Huesca's Position and What It Means Tactically
Being twentieth in the division with games running out creates a specific tactical problem. Huesca need points, which means they probably cannot afford to set up purely to contain. But their squad, based on what the season's numbers show, does not have the defensive solidity to sit in a low block effectively either. They are caught between two approaches, and that uncertainty tends to produce a shape that is neither compact enough to defend nor aggressive enough to threaten.
Eibar will be aware of this. A game plan built around patience, keeping the ball through the thirds, and waiting for Huesca's shape to open up is the logical approach for the home side. There is no need for Eibar to take risks. The structural advantage is already theirs.

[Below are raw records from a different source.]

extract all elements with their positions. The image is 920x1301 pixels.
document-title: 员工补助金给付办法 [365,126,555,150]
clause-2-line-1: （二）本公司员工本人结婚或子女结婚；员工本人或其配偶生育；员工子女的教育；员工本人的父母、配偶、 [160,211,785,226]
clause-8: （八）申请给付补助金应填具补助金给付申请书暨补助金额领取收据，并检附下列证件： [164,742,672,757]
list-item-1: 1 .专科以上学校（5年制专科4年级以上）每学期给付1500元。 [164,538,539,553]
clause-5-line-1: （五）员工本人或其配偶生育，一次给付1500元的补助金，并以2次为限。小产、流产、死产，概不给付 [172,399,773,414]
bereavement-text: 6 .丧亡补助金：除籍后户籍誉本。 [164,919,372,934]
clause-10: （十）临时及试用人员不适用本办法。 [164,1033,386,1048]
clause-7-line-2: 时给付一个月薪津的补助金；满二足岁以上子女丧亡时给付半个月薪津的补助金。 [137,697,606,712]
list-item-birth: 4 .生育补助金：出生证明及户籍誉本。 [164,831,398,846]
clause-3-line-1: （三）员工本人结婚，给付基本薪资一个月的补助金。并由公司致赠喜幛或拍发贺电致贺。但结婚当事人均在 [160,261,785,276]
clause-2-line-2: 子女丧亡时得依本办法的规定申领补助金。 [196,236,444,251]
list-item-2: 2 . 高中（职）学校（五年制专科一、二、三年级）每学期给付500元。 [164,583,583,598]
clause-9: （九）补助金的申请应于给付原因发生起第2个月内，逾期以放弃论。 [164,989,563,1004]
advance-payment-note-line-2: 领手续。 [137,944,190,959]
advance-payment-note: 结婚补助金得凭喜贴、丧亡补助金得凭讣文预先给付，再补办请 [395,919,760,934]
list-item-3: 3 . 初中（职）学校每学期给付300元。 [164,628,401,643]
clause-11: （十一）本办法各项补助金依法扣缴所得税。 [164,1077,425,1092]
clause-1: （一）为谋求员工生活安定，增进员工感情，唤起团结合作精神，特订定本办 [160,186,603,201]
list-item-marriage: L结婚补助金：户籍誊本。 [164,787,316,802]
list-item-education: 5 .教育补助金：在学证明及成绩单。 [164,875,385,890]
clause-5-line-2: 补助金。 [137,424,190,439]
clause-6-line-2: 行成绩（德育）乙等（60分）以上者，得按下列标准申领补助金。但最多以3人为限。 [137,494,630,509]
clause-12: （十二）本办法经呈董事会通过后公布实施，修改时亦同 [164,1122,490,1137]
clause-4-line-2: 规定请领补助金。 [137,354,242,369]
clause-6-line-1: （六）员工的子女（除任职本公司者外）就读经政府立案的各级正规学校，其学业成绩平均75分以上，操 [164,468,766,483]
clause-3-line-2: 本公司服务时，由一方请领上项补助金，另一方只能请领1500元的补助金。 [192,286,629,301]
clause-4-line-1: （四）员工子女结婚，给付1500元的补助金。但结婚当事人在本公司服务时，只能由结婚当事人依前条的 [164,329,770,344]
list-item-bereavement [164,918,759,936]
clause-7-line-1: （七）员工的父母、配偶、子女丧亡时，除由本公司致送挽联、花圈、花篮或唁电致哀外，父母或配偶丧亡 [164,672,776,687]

Odds and Market Assessment
Near-final prices have Eibar as clear favourites to win this match, which is consistent with the table positions and the underlying numbers. The home win market reflects the combination of home advantage, a nine-goal positive difference for Eibar, and a Huesca side that has conceded more than half a century of goals this season.
The markets I find most interesting here are the ones that reward structural analysis rather than just backing the favourite. Eibar to keep a clean sheet is worth considering. A side that has scored 35 times this season is not toothless, but if Eibar's defensive pattern holds and Huesca's attacking movement is as limited as the season suggests, the conditions for a clean sheet are present.
The first goalscorer from a set piece is another market with value in this context. Given Huesca's vulnerability in organised defensive situations and Eibar's preparation at home, the probability of a set-piece goal is higher than a standard market price might account for.
Squad and Team News
No significant squad announcements have altered the expected picture for either side as of this update. Both clubs are expected to name their strongest available selections, with Huesca unlikely to rotate given the urgency of their league position. Eibar have no reported disruptions that would change the structural picture outlined above.
Final Assessment
This match sets up clearly in Eibar's favour. The gap in goals conceded, 31 against 53, is the number that underpins everything. It is not just a reflection of results. It is a reflection of preparation, pattern, and structural consistency over a full season. Eibar have shown they can defend without overcommitting. Huesca have shown, repeatedly, that their defensive structure breaks down.
At Ipurua on Sunday, with a home crowd and a game plan built around controlled movement and set-piece preparation, Eibar have every reason to approach this with quiet confidence. The detail will decide the margin, but the structure already points in one direction.